Marvin Cone, Interval

Marvin Cone, Interval

A native of Cedar Rapids, Iowa, the Midwestern landscape provided Marvin Cone a wealth of source material.

While often grouped with Regional artists of the 1920s and 1930s, especially as he was close friends with Grant Wood, Cone did not consider himself a Regionalist. Cone’s art was not an effort to record surrounding daily life, but a blend of his values and imagination and their relationship to his unique experiences. The artist painted for himself, creating pictures that represented his own inner being. As stated by Joseph Czestochowski, “Each of Cone’s works reflects an individual moment in time and space, fixing the artist’s identity within a universal context of inevitable change.” (Joseph Czestochowski, Marvin D. Cone and Grant Wood: an American Tradition, Cedar Rapids, Iowa, Cedar Rapids Museum of Art, 1989, p. 10) 

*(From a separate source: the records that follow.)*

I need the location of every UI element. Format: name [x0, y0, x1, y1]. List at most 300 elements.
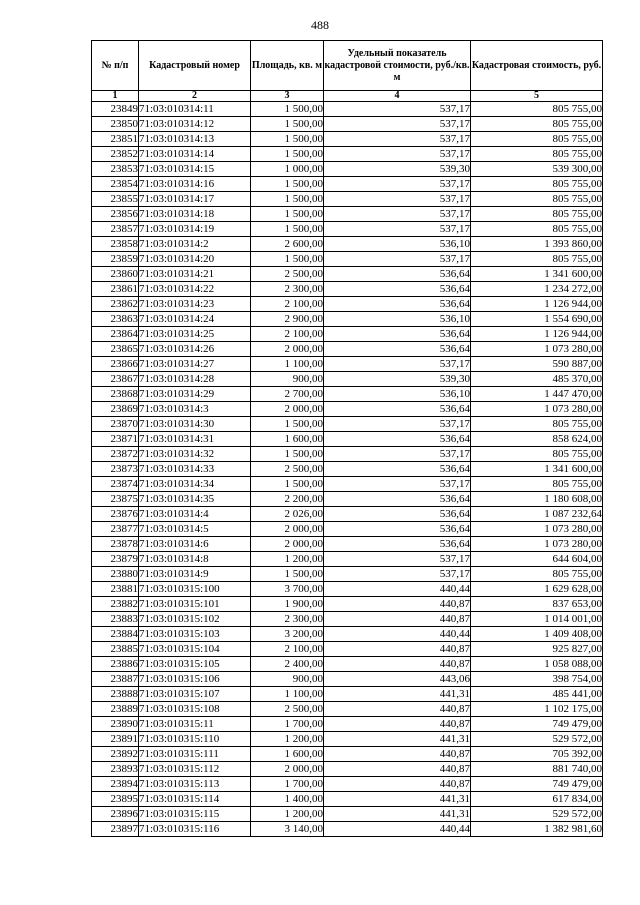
specific-value-cell: 441,31 [324, 792, 471, 807]
cadastral-value-cell: 529 572,00 [471, 807, 603, 822]
table-row [92, 342, 603, 357]
table-row [92, 327, 603, 342]
cadastral-value-cell: 1 073 280,00 [471, 342, 603, 357]
cadastral-number-cell: 71:03:010314:14 [139, 147, 251, 162]
specific-value-cell: 441,31 [324, 732, 471, 747]
row-number-cell: 23857 [92, 222, 139, 237]
specific-value-cell: 440,44 [324, 822, 471, 837]
area-cell: 1 600,00 [251, 432, 324, 447]
row-number-cell: 23864 [92, 327, 139, 342]
cadastral-number-cell: 71:03:010314:4 [139, 507, 251, 522]
row-number-cell: 23880 [92, 567, 139, 582]
table-row [92, 507, 603, 522]
table-row [92, 657, 603, 672]
row-number-cell: 23885 [92, 642, 139, 657]
specific-value-cell: 441,31 [324, 687, 471, 702]
specific-value-cell: 537,17 [324, 447, 471, 462]
specific-value-cell: 536,64 [324, 327, 471, 342]
table-row [92, 702, 603, 717]
area-cell: 1 100,00 [251, 357, 324, 372]
area-cell: 2 200,00 [251, 492, 324, 507]
cadastral-value-cell: 1 073 280,00 [471, 522, 603, 537]
cadastral-number-cell: 71:03:010314:16 [139, 177, 251, 192]
table-row [92, 597, 603, 612]
area-cell: 1 500,00 [251, 252, 324, 267]
area-cell: 1 500,00 [251, 207, 324, 222]
area-cell: 2 100,00 [251, 327, 324, 342]
specific-value-cell: 537,17 [324, 567, 471, 582]
area-cell: 1 700,00 [251, 777, 324, 792]
area-cell: 2 000,00 [251, 342, 324, 357]
table-row [92, 162, 603, 177]
area-cell: 2 100,00 [251, 297, 324, 312]
row-number-cell: 23853 [92, 162, 139, 177]
specific-value-cell: 536,10 [324, 387, 471, 402]
cadastral-number-cell: 71:03:010314:27 [139, 357, 251, 372]
area-cell: 2 700,00 [251, 387, 324, 402]
cadastral-number-cell: 71:03:010314:28 [139, 372, 251, 387]
cadastral-number-cell: 71:03:010314:25 [139, 327, 251, 342]
area-cell: 3 200,00 [251, 627, 324, 642]
table-row [92, 612, 603, 627]
specific-value-cell: 537,17 [324, 552, 471, 567]
row-number-cell: 23863 [92, 312, 139, 327]
row-number-cell: 23870 [92, 417, 139, 432]
specific-value-cell: 440,87 [324, 747, 471, 762]
specific-value-cell: 443,06 [324, 672, 471, 687]
cadastral-value-cell: 1 234 272,00 [471, 282, 603, 297]
cadastral-number-cell: 71:03:010315:106 [139, 672, 251, 687]
area-cell: 1 500,00 [251, 417, 324, 432]
cadastral-number-cell: 71:03:010314:8 [139, 552, 251, 567]
cadastral-value-cell: 485 441,00 [471, 687, 603, 702]
area-cell: 2 500,00 [251, 462, 324, 477]
row-number-cell: 23867 [92, 372, 139, 387]
specific-value-cell: 537,17 [324, 417, 471, 432]
cadastral-number-cell: 71:03:010315:101 [139, 597, 251, 612]
column-number: 5 [471, 91, 603, 102]
table-row [92, 147, 603, 162]
cadastral-value-cell: 1 087 232,64 [471, 507, 603, 522]
cadastral-number-cell: 71:03:010314:21 [139, 267, 251, 282]
cadastral-value-cell: 749 479,00 [471, 777, 603, 792]
specific-value-cell: 537,17 [324, 102, 471, 117]
cadastral-number-cell: 71:03:010314:32 [139, 447, 251, 462]
row-number-cell: 23895 [92, 792, 139, 807]
cadastral-number-cell: 71:03:010314:18 [139, 207, 251, 222]
table-row [92, 687, 603, 702]
table-row [92, 192, 603, 207]
column-number: 1 [92, 91, 139, 102]
area-cell: 900,00 [251, 372, 324, 387]
cadastral-number-cell: 71:03:010314:22 [139, 282, 251, 297]
table-row [92, 297, 603, 312]
cadastral-number-cell: 71:03:010315:11 [139, 717, 251, 732]
table-row [92, 417, 603, 432]
row-number-cell: 23873 [92, 462, 139, 477]
cadastral-number-cell: 71:03:010315:115 [139, 807, 251, 822]
row-number-cell: 23849 [92, 102, 139, 117]
cadastral-value-cell: 539 300,00 [471, 162, 603, 177]
area-cell: 2 500,00 [251, 267, 324, 282]
cadastral-number-cell: 71:03:010314:20 [139, 252, 251, 267]
row-number-cell: 23874 [92, 477, 139, 492]
row-number-cell: 23862 [92, 297, 139, 312]
cadastral-value-cell: 858 624,00 [471, 432, 603, 447]
table-row [92, 117, 603, 132]
cadastral-number-cell: 71:03:010314:5 [139, 522, 251, 537]
cadastral-value-cell: 805 755,00 [471, 447, 603, 462]
specific-value-cell: 537,17 [324, 177, 471, 192]
table-row [92, 672, 603, 687]
specific-value-cell: 536,64 [324, 342, 471, 357]
cadastral-value-cell: 805 755,00 [471, 222, 603, 237]
specific-value-cell: 440,87 [324, 642, 471, 657]
area-cell: 1 700,00 [251, 717, 324, 732]
area-cell: 1 500,00 [251, 447, 324, 462]
table-row [92, 102, 603, 117]
area-cell: 2 000,00 [251, 402, 324, 417]
cadastral-number-cell: 71:03:010315:111 [139, 747, 251, 762]
area-cell: 1 900,00 [251, 597, 324, 612]
page-number: 488 [311, 18, 329, 32]
row-number-cell: 23897 [92, 822, 139, 837]
area-cell: 2 100,00 [251, 642, 324, 657]
table-row [92, 552, 603, 567]
area-cell: 1 200,00 [251, 732, 324, 747]
row-number-cell: 23894 [92, 777, 139, 792]
cadastral-number-cell: 71:03:010314:19 [139, 222, 251, 237]
cadastral-value-cell: 1 180 608,00 [471, 492, 603, 507]
header-cadastral-value: Кадастровая стоимость, руб. [471, 41, 603, 91]
area-cell: 1 500,00 [251, 222, 324, 237]
area-cell: 1 200,00 [251, 552, 324, 567]
column-number: 2 [139, 91, 251, 102]
table-row [92, 432, 603, 447]
row-number-cell: 23859 [92, 252, 139, 267]
column-number: 3 [251, 91, 324, 102]
cadastral-number-cell: 71:03:010315:113 [139, 777, 251, 792]
specific-value-cell: 441,31 [324, 807, 471, 822]
specific-value-cell: 536,64 [324, 492, 471, 507]
cadastral-number-cell: 71:03:010314:31 [139, 432, 251, 447]
cadastral-value-cell: 1 073 280,00 [471, 537, 603, 552]
specific-value-cell: 537,17 [324, 252, 471, 267]
header-row [92, 41, 603, 91]
area-cell: 2 300,00 [251, 282, 324, 297]
cadastral-value-cell: 925 827,00 [471, 642, 603, 657]
row-number-cell: 23881 [92, 582, 139, 597]
cadastral-number-cell: 71:03:010314:11 [139, 102, 251, 117]
header-cadastral-number: Кадастровый номер [139, 41, 251, 91]
cadastral-value-cell: 398 754,00 [471, 672, 603, 687]
specific-value-cell: 536,64 [324, 402, 471, 417]
row-number-cell: 23868 [92, 387, 139, 402]
table-row [92, 822, 603, 837]
cadastral-value-cell: 1 447 470,00 [471, 387, 603, 402]
cadastral-value-cell: 805 755,00 [471, 102, 603, 117]
table-body [92, 102, 603, 837]
cadastral-number-cell: 71:03:010314:13 [139, 132, 251, 147]
table-row [92, 537, 603, 552]
table-row [92, 567, 603, 582]
row-number-cell: 23860 [92, 267, 139, 282]
row-number-cell: 23877 [92, 522, 139, 537]
specific-value-cell: 537,17 [324, 477, 471, 492]
row-number-cell: 23878 [92, 537, 139, 552]
specific-value-cell: 537,17 [324, 357, 471, 372]
area-cell: 2 300,00 [251, 612, 324, 627]
cadastral-number-cell: 71:03:010315:103 [139, 627, 251, 642]
cadastral-value-cell: 805 755,00 [471, 147, 603, 162]
cadastral-value-cell: 805 755,00 [471, 192, 603, 207]
table-row [92, 132, 603, 147]
cadastral-value-cell: 1 102 175,00 [471, 702, 603, 717]
table-row [92, 387, 603, 402]
cadastral-number-cell: 71:03:010314:12 [139, 117, 251, 132]
cadastral-value-cell: 805 755,00 [471, 417, 603, 432]
specific-value-cell: 440,87 [324, 762, 471, 777]
cadastral-value-cell: 1 014 001,00 [471, 612, 603, 627]
specific-value-cell: 536,64 [324, 267, 471, 282]
row-number-cell: 23886 [92, 657, 139, 672]
table-row [92, 777, 603, 792]
row-number-cell: 23887 [92, 672, 139, 687]
table-row [92, 222, 603, 237]
cadastral-value-cell: 881 740,00 [471, 762, 603, 777]
table-row [92, 807, 603, 822]
specific-value-cell: 537,17 [324, 132, 471, 147]
cadastral-number-cell: 71:03:010314:26 [139, 342, 251, 357]
area-cell: 1 500,00 [251, 177, 324, 192]
table-row [92, 177, 603, 192]
specific-value-cell: 536,10 [324, 237, 471, 252]
cadastral-value-cell: 485 370,00 [471, 372, 603, 387]
cadastral-number-cell: 71:03:010314:2 [139, 237, 251, 252]
row-number-cell: 23865 [92, 342, 139, 357]
cadastral-number-cell: 71:03:010314:33 [139, 462, 251, 477]
cadastral-value-cell: 1 058 088,00 [471, 657, 603, 672]
table-row [92, 582, 603, 597]
cadastral-value-cell: 1 341 600,00 [471, 462, 603, 477]
table-row [92, 447, 603, 462]
row-number-cell: 23854 [92, 177, 139, 192]
column-number: 4 [324, 91, 471, 102]
specific-value-cell: 537,17 [324, 222, 471, 237]
cadastral-value-cell: 1 073 280,00 [471, 402, 603, 417]
cadastral-value-cell: 705 392,00 [471, 747, 603, 762]
cadastral-number-cell: 71:03:010315:110 [139, 732, 251, 747]
table-row [92, 357, 603, 372]
row-number-cell: 23876 [92, 507, 139, 522]
row-number-cell: 23883 [92, 612, 139, 627]
cadastral-number-cell: 71:03:010315:114 [139, 792, 251, 807]
cadastral-number-cell: 71:03:010314:17 [139, 192, 251, 207]
area-cell: 1 500,00 [251, 477, 324, 492]
row-number-cell: 23850 [92, 117, 139, 132]
column-number-row [92, 91, 603, 102]
area-cell: 2 400,00 [251, 657, 324, 672]
specific-value-cell: 440,87 [324, 702, 471, 717]
cadastral-number-cell: 71:03:010314:15 [139, 162, 251, 177]
area-cell: 1 500,00 [251, 102, 324, 117]
table-row [92, 477, 603, 492]
table-row [92, 462, 603, 477]
row-number-cell: 23891 [92, 732, 139, 747]
row-number-cell: 23855 [92, 192, 139, 207]
area-cell: 1 000,00 [251, 162, 324, 177]
area-cell: 2 600,00 [251, 237, 324, 252]
cadastral-value-cell: 529 572,00 [471, 732, 603, 747]
specific-value-cell: 537,17 [324, 147, 471, 162]
table-row [92, 747, 603, 762]
area-cell: 3 140,00 [251, 822, 324, 837]
area-cell: 1 500,00 [251, 117, 324, 132]
cadastral-value-cell: 805 755,00 [471, 117, 603, 132]
row-number-cell: 23879 [92, 552, 139, 567]
table-row [92, 237, 603, 252]
area-cell: 1 400,00 [251, 792, 324, 807]
row-number-cell: 23896 [92, 807, 139, 822]
specific-value-cell: 537,17 [324, 192, 471, 207]
cadastral-value-cell: 749 479,00 [471, 717, 603, 732]
row-number-cell: 23872 [92, 447, 139, 462]
cadastral-value-cell: 1 393 860,00 [471, 237, 603, 252]
area-cell: 2 900,00 [251, 312, 324, 327]
cadastral-value-cell: 805 755,00 [471, 207, 603, 222]
cadastral-value-cell: 1 341 600,00 [471, 267, 603, 282]
specific-value-cell: 440,87 [324, 657, 471, 672]
row-number-cell: 23858 [92, 237, 139, 252]
table-row [92, 492, 603, 507]
area-cell: 3 700,00 [251, 582, 324, 597]
area-cell: 1 500,00 [251, 567, 324, 582]
cadastral-number-cell: 71:03:010314:9 [139, 567, 251, 582]
specific-value-cell: 440,87 [324, 717, 471, 732]
row-number-cell: 23875 [92, 492, 139, 507]
row-number-cell: 23882 [92, 597, 139, 612]
table-row [92, 267, 603, 282]
table-row [92, 207, 603, 222]
specific-value-cell: 440,44 [324, 582, 471, 597]
area-cell: 1 100,00 [251, 687, 324, 702]
cadastral-number-cell: 71:03:010314:35 [139, 492, 251, 507]
cadastral-number-cell: 71:03:010314:30 [139, 417, 251, 432]
row-number-cell: 23893 [92, 762, 139, 777]
table-row [92, 627, 603, 642]
specific-value-cell: 440,44 [324, 627, 471, 642]
area-cell: 2 000,00 [251, 762, 324, 777]
specific-value-cell: 440,87 [324, 597, 471, 612]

From 1930 to 1937, Cone focused his gaze on the unique terrain of rural Iowa. Executed in 1934, Interval epitomizes his work from this period. The painting reveals Cone’s stylized method of breaking down landscapes into layers of component parts and using color rich with light. The composition, dominated by towering cumulus clouds, is given depth through a complex layering of forms, emphasized by the scattered smaller clouds in front of the larger cloudbank and the hazy striations of cirrus clouds above and below.  The rolling hills are divided into distinct bands that recede into the background. The colors overall are subtle and evocative in their suggestion of light, which seems to emit outwardly from the heaped clouds. Two birds soar together in the lower left of the composition, accentuating the wild freedom of the expansive landscape. Like many of Cone’s paintings from this period, the scene is devoid of human life. The painting stands as a testament to the mysteries of nature, while also being extremely personal in its sense of solitude and tranquility. 

In Interval, Cone created a universal vision safe from the vagaries of time. “The artist does not set out to imitate nature,” Cone remarked. “Art traces an abstraction and makes it audible or visual. It symbolizes the whole of life” (as quoted in Cedar Rapids Gazette, January 19, 1938, p. 15, and May 26, 1938, p. 8). Perhaps the distinguished poet and Cone’s close friend Paul Engle, founder of Iowa Writers’ Workshop, best summarized Cone’s achievements when he said in 1960, “Marvin Cone dramatized space…He stares at the world with his hands…He has the painter’s second sight, the form seen once, then again after the imagination has redefined it” (“Portrait of the Artist as Neighbor,” Marvin Cone, A Retrospective Exhibition 1938-1960, Iowa City, Iowa, 1960, n.p.).